Sucht man nach den Beweggründen, warum Menschen gerne tanzen, ja sich ihm gleichsam bis zur Ekstase hingeben, gibt es von Psychologen und Biologen ein Bündel von Erklärungen. Obwohl sich nicht jeder Mensch dazu berufen fühlt, ist und bleibt er ein Tänzer – für Fruchtbarkeit und gutes Wetter, für Jagd- und Kriegsglück, für ein langes Leben und aus reiner Lust an der Bewegung, aber auch als einer Euphorie heraus und als Frustabbau.

Sieht man die Angelegenheit wissenschaftlich-nüchtern, dann ist Tanz die Fähigkeit des Gehirns, einen Rhythmus zu erkennen und diesen dann in Bewegungen umzusetzen. Dazu reicht es aus, dass unterschiedliche Hirnregionen koordiniert werden können. Während des Hörvorgangs muss zunächst der Takt erkannt werden. Ist ein Rhythmus entdeckt und im Gehirn verarbeitet worden, melden sich die für Bewegung verantwortlichen Nervenzellen im Hirn und wollen den Körper zum Mitschwingen animieren. Schon länger wissen Forscher, dass selbst bei Neugeborenen  Rhythmus eine starke Resonanz auslösen. Mit etwa zehn Monaten – also noch vor dem Sprach- oder Singvermögen – fangen Kinder spontan an, zu Musik zu tanzen, haben Wissenschaftler der Berliner Charité festgestellt.

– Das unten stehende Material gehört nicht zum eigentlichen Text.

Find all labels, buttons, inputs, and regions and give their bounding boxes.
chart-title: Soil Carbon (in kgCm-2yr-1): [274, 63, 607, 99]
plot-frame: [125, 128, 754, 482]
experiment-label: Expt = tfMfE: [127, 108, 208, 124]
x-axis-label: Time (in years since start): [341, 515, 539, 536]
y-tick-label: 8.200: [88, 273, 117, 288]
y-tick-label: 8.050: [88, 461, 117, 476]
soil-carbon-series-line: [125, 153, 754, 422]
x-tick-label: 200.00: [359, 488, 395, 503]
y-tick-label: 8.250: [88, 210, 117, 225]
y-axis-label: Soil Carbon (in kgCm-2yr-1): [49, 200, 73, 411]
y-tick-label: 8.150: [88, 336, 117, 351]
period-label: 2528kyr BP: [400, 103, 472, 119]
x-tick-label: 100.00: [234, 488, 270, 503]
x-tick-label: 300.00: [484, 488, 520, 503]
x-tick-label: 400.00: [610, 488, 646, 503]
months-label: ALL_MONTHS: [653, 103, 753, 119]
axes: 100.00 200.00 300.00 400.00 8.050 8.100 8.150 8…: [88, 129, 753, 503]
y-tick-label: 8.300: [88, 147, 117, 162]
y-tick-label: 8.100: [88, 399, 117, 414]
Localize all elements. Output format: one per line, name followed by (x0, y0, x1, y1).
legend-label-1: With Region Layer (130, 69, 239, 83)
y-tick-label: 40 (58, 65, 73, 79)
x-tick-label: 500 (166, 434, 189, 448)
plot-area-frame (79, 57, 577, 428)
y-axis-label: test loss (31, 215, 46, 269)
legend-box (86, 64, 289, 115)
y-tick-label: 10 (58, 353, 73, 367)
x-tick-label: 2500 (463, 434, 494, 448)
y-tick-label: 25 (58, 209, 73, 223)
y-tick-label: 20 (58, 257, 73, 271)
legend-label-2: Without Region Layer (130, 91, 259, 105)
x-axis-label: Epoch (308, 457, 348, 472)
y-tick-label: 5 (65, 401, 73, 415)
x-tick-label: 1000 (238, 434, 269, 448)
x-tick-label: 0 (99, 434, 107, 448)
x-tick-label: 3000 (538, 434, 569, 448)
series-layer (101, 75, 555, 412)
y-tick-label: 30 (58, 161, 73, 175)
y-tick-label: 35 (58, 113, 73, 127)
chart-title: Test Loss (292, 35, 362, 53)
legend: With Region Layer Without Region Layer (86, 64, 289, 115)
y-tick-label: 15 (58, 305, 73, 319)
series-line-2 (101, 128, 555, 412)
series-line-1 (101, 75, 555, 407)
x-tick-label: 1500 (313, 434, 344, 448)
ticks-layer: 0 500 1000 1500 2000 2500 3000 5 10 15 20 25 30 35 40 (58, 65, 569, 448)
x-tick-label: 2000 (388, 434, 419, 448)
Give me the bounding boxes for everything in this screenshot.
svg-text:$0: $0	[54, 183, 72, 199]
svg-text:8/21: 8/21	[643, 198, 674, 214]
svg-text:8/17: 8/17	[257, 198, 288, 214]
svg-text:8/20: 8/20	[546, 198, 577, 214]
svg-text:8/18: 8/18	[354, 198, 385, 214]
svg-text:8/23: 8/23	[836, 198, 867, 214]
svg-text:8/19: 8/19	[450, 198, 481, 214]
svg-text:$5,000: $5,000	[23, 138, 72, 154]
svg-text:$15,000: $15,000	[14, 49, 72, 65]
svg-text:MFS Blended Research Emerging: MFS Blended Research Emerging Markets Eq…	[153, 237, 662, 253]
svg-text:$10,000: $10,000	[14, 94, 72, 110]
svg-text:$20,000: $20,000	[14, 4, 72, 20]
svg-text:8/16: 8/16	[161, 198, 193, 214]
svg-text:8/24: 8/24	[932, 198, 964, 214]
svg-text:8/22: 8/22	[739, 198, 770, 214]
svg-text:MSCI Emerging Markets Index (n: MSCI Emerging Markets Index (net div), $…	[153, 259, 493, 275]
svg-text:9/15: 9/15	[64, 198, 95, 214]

Sechs allgemeine Rhythmusmuster haben Forscher identifiziert, die Menschen kulturübergreifend begeistern. Dazu gehören der Zweidritteltakt, der Dreivierteltakt (Walzer), sowie Abfolgen betonter und weniger betonter Schläge. Menschen mögen es auch, wenn Rhythmen leicht erkennbare Motive enthalten, die sich häufig wiederholen. Tanzen hat in der Gesellschaft viele Funktionen, zu denen auch sportliche Betätigung und Therapie zählen, kann aber auch Selbstzweck oder Zeitvertreib sein. Das erfolgreiche Erlernen, Planen und Umsetzen komplexer Bewegungsabläufe bildet zudem Selbstvertrauen und unterstützt ein gesundes Verhältnis zum eigenen Körper.